Among Web browsers, Symatec found that nearly half (47 percent) of browser-based attacks target Microsoft Internet Explorer, but that Mozilla browsers actually registered the greatest number of new vulnerabilities for the period (47, compared to 38 in Internet Explorer. Microsoft Internet Explorer also had the longest average period of vulnerability before patches were available (9 days); Apple managed five days, Opera two days, and Mozilla just one day. However, no one gets off easy: 80 percent of the new vulnerabilities were considered easily exploitable, and 78 percent of those vulnerabilities impacted Web applications.

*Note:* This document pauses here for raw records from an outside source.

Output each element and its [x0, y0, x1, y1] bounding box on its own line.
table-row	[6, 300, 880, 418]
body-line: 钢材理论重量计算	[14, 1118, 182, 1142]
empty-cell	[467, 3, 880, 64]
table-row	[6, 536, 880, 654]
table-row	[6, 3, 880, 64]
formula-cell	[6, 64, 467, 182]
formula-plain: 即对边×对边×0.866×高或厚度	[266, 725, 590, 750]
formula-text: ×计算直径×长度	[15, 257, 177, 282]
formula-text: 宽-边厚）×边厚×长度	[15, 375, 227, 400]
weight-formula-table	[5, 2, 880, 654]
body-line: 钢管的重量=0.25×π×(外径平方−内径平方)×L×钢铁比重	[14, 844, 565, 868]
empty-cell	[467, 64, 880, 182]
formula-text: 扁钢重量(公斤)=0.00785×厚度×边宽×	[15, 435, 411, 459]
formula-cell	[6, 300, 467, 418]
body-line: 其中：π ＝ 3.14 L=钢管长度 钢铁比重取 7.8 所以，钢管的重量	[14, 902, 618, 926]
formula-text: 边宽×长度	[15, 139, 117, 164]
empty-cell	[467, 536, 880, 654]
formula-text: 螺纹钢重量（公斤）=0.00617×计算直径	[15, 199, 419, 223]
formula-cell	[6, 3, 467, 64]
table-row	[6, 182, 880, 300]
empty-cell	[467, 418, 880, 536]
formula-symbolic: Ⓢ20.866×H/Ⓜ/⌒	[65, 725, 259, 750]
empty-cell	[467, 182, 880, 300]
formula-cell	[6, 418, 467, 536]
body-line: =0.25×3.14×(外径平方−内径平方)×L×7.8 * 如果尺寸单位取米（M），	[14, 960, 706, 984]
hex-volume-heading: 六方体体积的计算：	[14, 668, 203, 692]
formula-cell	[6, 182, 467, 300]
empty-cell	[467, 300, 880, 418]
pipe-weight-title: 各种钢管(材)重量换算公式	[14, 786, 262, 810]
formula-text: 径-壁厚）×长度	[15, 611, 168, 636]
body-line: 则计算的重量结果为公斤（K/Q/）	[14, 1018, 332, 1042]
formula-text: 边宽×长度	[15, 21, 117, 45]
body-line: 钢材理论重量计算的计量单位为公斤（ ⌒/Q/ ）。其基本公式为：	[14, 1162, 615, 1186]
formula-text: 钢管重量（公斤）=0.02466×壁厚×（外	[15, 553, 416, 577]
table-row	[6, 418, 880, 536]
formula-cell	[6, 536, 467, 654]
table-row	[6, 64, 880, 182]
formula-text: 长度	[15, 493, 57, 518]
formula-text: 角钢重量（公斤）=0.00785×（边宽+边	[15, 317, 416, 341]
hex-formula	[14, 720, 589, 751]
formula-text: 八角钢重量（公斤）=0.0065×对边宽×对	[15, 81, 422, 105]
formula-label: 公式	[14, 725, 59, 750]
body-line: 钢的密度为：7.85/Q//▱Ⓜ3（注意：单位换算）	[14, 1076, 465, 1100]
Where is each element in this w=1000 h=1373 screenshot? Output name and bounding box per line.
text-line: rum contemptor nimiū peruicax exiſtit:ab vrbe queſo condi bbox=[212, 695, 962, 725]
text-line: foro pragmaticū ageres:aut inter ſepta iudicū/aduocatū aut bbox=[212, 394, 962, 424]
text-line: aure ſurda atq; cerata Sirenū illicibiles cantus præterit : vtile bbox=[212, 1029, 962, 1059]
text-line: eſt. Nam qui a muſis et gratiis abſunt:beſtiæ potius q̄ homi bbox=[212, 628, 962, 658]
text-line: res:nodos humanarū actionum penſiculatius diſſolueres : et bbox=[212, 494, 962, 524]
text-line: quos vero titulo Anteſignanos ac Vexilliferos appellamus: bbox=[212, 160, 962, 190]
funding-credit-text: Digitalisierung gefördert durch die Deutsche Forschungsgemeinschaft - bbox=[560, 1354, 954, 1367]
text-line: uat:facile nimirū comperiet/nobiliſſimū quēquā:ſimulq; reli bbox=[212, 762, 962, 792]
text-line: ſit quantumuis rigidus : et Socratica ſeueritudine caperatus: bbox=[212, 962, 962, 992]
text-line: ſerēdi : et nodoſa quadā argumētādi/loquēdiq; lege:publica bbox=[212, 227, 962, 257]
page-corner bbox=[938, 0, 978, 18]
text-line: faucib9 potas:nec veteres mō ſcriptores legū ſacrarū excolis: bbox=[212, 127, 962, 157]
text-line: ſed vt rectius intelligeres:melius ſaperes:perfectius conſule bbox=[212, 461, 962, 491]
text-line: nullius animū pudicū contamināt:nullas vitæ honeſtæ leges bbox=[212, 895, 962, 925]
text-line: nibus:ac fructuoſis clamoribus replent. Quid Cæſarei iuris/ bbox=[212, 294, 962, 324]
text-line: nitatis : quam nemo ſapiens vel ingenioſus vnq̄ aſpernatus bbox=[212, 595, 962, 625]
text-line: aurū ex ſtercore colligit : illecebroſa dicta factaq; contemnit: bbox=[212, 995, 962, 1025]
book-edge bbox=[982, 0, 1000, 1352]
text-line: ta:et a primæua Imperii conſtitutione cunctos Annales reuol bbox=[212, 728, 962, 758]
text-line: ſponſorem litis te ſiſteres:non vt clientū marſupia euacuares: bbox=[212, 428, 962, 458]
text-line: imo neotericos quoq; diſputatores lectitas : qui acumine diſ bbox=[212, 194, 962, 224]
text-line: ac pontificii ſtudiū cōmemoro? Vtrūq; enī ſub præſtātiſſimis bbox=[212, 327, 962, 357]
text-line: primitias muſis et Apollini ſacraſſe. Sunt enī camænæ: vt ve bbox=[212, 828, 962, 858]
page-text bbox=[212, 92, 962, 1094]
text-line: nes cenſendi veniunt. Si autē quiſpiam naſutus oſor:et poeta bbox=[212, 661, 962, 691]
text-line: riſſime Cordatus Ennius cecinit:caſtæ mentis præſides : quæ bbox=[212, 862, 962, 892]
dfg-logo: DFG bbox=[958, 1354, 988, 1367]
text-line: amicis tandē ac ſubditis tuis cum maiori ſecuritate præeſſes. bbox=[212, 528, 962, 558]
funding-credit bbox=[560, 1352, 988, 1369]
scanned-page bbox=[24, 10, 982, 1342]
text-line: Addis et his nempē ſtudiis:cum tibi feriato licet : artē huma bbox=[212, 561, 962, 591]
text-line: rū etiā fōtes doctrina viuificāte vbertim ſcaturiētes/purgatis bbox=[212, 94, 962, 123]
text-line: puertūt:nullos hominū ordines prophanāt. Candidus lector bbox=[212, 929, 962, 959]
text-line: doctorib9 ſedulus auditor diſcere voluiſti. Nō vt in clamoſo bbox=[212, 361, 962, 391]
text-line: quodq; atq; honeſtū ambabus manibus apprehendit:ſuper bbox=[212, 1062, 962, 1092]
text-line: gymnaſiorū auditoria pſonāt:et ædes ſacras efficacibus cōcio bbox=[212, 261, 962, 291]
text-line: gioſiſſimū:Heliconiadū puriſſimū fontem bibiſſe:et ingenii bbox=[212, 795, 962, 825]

Symantec also found that 86 percent of all targeted attacks went after home computer users, indicating cyber criminals are believe targeted phishing scams (which often rely on information amount individuals mined via search engines and crawlers) are a very effective use of their time and resources. Symantec tracked more thn 157,000 unique phishing messages during the first half of 2006—an increase of 81 percent—and each attack might consist of tens of thousands of individual messages.
Where do these criminals operate, and where do the attacks come from? The United States was ranked as the top country of attack origin, accounting for 37 percent of all attacks tracked by Symantec; similarly, the U.S. had the highest percent of bot network command-and-control servers, accounting for 42 percent. However, Beijing China was the city with the most bot-infected computers, and China itself accounted for 20 percent of bot-infected computers worldwide during the first half of 2006.